I’m aware I’ve barely scratched the surface with this review – a bit like my good old days reviewing degree shows. If I have a quibble it’s that the smaller, quieter works were overshadowed by the big sculptural beasts.
New Contemporaries 2025 is on until Wednesday 16 April if you still want to catch it. There’s even a free Family Art Day this Saturday. Just don’t sit your baby in front of that iPad…
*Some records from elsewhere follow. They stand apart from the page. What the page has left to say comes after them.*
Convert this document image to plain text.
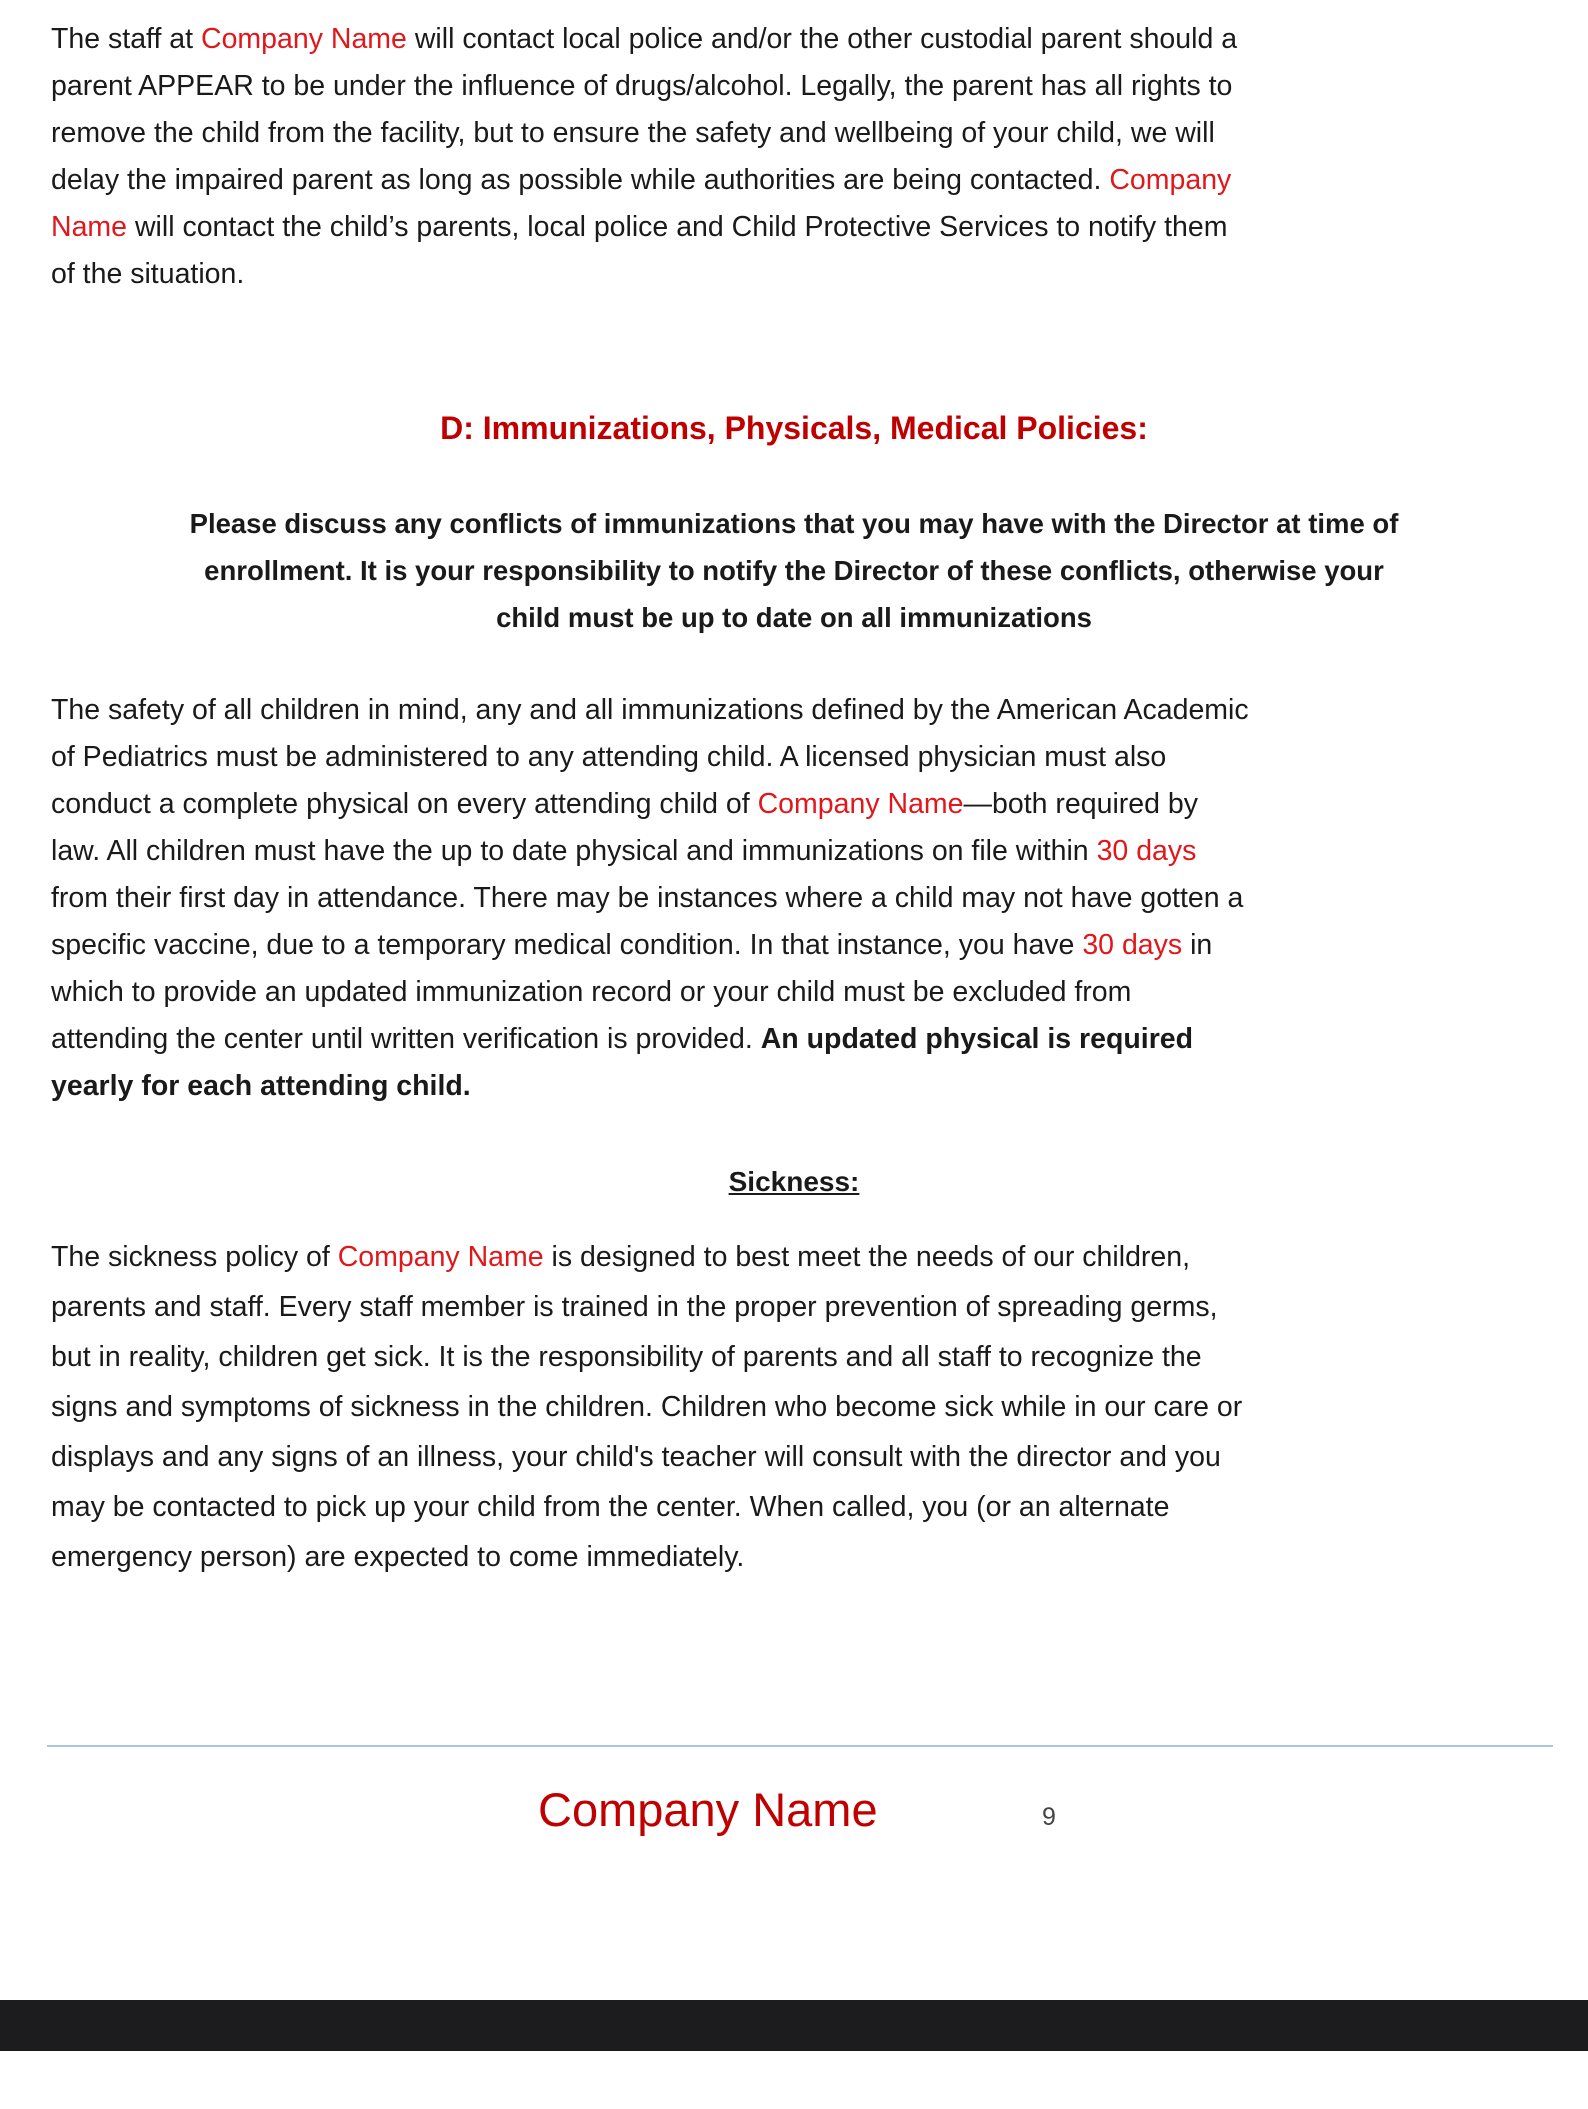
The staff at Company Name will contact local police and/or the other custodial parent should a
parent APPEAR to be under the influence of drugs/alcohol. Legally, the parent has all rights to
remove the child from the facility, but to ensure the safety and wellbeing of your child, we will
delay the impaired parent as long as possible while authorities are being contacted. Company
Name will contact the child’s parents, local police and Child Protective Services to notify them
of the situation.
D: Immunizations, Physicals, Medical Policies:
Please discuss any conflicts of immunizations that you may have with the Director at time of
enrollment. It is your responsibility to notify the Director of these conflicts, otherwise your
child must be up to date on all immunizations
The safety of all children in mind, any and all immunizations defined by the American Academic
of Pediatrics must be administered to any attending child. A licensed physician must also
conduct a complete physical on every attending child of Company Name—both required by
law. All children must have the up to date physical and immunizations on file within 30 days
from their first day in attendance. There may be instances where a child may not have gotten a
specific vaccine, due to a temporary medical condition. In that instance, you have 30 days in
which to provide an updated immunization record or your child must be excluded from
attending the center until written verification is provided. An updated physical is required
yearly for each attending child.
Sickness:
The sickness policy of Company Name is designed to best meet the needs of our children,
parents and staff. Every staff member is trained in the proper prevention of spreading germs,
but in reality, children get sick. It is the responsibility of parents and all staff to recognize the
signs and symptoms of sickness in the children. Children who become sick while in our care or
displays and any signs of an illness, your child's teacher will consult with the director and you
may be contacted to pick up your child from the center. When called, you (or an alternate
emergency person) are expected to come immediately.
Company Name	9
ADDITIONAL NEW CONTEMPORARIES INFORMATION
RSA NEW CONTEMPORARIES 2025
Saturday 22 March – Wednesday 16 April
Mon-Sat 10am-5pm, Sun 12-5pm
Admission £8 / £5, free on Mondays
Royal Scottish Academy, The Mound, Edinburgh, EH2 2EL
Exhibition webpage
Academy Late
Friday 11 April, 8.30 – 11 pm
Tickets £15 | £12 RSA Friends, students and concessions
Academy Late, the vibrant closing celebration for New Contemporaries is back for the fifth year. This is a chance to experience the exhibition after dark and enjoy an unforgettable night of live music, powerful performances and artwork from Scotland’s boldest rising stars.
Free Family Art Day
Saturday 12 April, 1 - 3pm
Free, booking recommended
Get hands on in the galleries and enjoy an afternoon of creative family fun surrounded by the works on view in New Contemporaries. Big ones and little ones alike can get inspired, develop their artistic skills and create with others.
Exhibiting Artists
Duncan of Jordanstone College of Art & Design, Dundee
Alana Ashby, Lewis Cavinue, Ewan Douglas, Aimie Harding, Fern Lovande, Calder Mackay, Madeleine Marg, Jen Meldrum, Amy Odlum, Rowan Roscher, Olivia Sinclair, R L Taylor
Edinburgh College of Art, Edinburgh
Jillian Lee Adamson, Ahed Alameri, Tallulah Batley, Robin Bigret, Amanda Cathy Bullock, Will Dutton, Niamh Finnigan, Fiona Goss, Hanna Lehtinen, Adam Lock, Ellis Ludlow, Agnes Roberts, Shiza Saqib, Christian Sloan, Justine Watt, Kitty Yarrow
Gray’s School of Art, Aberdeen
Charlotte Forsyth, Kirsty Elaine MacDonald, Bronwyn Mackenzie, Ben McGinlay, Adrienne Murray, Cavan Reed-O'Connor, Bethany Reid, Lotta Wald
Glasgow School of Art, Glasgow
Ishbel Angus, Felix Bode, Francesca Grace Cecelia Cairns, Joe Cameron, Matthew Casey, Keir Chaggar-Brown, Double Pivot, Olivia Priya Foster, Amy Anna Graham, Eva Griffin, Mia Gwenllian, Lara Juneman, Jasmína Lustigová, Theodora Koumbouzis Maclellan, Liv Mather, Erin McPhee, Esther Metcalfe, Lola Pilkington, Coire Simpson, Connie Woods
University of the Highlands & Islands
Anna Charlotta Gardiner, Jennifer Upson
All of the artists you’ve picked out here are so interesting. Now wondering if I can manage to squeeze in a trip.
Even this show was too much for me. I need someone to do a selection of New Contemporaries. About 10, please!